D’autre part, le film installe la pureté de la vie théorique de Tesla, son exclusivité scientifique raréfiée, comme une pulsion qui conduit à sa chute, en l’établissant comme base de sa répudiation du plaisir sexuel. La narration d’Anne attire l’attention sur les mariages et les familles d’Edison et de Morgan – et, par contraste, sur le vœu de célibat de Tesla, adopté à la demande de Swami Vivekananda (Jameal Ali), le conseiller spirituel de Tesla, qui lui conseille que «la chasteté est un chemin vers l’illumination »et qu’un scientifique ne devrait jamais se marier. C’est l’étape supplémentaire tragique de pureté surnaturelle qui pousse Tesla à rejeter le mariage avec Anne – et à se priver de ses conseils avisés à travers les labyrinthes perfides des affaires.

Cette perspective est l’élément central de la modernité avec lequel Almereyda insuffle «Tesla». Les autres anachronismes culturels du film – la brève transformation d’une fête du XIXe siècle en une discothèque électro-palpitante et (dans l’une des scènes les plus grinçantes du cinéma récent) la performance karaoké de Tesla de «Everybody Wants to Rule le monde »- soulignent le contraste entre le swing et le fanfaron de la désinhibition moderne et l’absurdité auto-imposée de Tesla. Loin d’être dépeint comme un intellectuel enchevêtré dans le fourré de sa propre prolifération culturelle, il se présente ici aussi comme une victime innocente et passive, non moins des voies prédatrices des capitalistes à grande échelle que des ruses des charlatans spirituels. . Ceci aussi est une simplification exagérée et moderne qui prive l’histoire de la variété et du caractère d’une vie intérieure complexe.

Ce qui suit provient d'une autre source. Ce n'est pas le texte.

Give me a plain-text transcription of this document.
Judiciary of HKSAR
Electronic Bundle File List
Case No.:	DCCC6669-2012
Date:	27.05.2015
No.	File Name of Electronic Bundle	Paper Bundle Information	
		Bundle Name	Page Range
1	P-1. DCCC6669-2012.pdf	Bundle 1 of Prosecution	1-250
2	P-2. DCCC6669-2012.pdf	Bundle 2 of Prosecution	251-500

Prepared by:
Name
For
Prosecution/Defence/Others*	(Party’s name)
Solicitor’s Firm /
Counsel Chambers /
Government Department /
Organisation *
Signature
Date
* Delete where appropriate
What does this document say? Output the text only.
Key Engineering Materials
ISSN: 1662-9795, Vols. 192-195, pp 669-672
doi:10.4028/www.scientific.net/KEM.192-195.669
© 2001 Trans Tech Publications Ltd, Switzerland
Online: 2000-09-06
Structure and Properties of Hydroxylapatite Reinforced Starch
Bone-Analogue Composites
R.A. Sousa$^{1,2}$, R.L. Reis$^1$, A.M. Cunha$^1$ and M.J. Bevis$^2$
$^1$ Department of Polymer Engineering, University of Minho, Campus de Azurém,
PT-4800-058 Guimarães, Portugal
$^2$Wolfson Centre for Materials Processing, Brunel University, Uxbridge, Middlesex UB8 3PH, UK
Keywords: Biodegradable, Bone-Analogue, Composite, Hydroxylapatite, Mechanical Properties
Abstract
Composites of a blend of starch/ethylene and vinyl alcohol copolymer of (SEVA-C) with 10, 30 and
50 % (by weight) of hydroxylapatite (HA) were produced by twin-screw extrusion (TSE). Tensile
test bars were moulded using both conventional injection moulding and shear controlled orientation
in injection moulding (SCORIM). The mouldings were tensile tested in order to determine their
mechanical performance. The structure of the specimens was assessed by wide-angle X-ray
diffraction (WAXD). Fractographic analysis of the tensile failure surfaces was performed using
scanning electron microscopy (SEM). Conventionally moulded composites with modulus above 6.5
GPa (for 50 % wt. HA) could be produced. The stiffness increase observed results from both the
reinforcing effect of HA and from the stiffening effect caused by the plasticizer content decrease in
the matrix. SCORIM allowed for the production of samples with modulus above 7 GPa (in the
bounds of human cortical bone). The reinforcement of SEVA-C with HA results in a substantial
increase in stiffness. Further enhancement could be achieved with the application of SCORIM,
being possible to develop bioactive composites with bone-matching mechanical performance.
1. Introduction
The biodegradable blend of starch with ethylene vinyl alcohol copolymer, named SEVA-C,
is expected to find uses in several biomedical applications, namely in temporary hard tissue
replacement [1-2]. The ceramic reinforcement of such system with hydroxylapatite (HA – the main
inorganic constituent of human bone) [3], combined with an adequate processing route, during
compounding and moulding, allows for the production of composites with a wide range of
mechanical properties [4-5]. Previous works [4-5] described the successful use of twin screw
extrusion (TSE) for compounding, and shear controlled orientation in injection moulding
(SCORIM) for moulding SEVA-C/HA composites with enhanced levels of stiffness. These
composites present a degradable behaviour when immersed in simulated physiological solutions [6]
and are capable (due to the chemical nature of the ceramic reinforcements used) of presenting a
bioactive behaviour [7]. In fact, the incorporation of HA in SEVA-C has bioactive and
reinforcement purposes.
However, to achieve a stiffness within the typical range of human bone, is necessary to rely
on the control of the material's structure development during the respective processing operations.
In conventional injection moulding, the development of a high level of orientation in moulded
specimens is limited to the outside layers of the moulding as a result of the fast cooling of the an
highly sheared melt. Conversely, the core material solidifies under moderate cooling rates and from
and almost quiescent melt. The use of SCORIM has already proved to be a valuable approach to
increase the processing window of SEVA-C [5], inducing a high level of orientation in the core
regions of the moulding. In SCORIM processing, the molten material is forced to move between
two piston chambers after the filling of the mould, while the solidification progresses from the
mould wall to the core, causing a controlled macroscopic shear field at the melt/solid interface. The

Le style du film se situe de la même manière entre les pôles. Une poignée de scènes dramatiques sont réalisées devant des toiles de fond photographiques sur écran vert, leur donnant un air d’artifice technique et d’abstraction théâtrale qui manque au reste du film. Il n’y a pas de mérite inhérent au naturalisme ou à son contraire, mais la confiance et la simplicité des scènes naturalistes de «Tesla» transforment ses ruptures en simples ornements, de simples hochements de tête vers le genre de bravade dramaturgique que l’on trouve dans d’autres cinématiques plus audacieuses et plus complètes. efforts d’histoire et de biographie spéculatives.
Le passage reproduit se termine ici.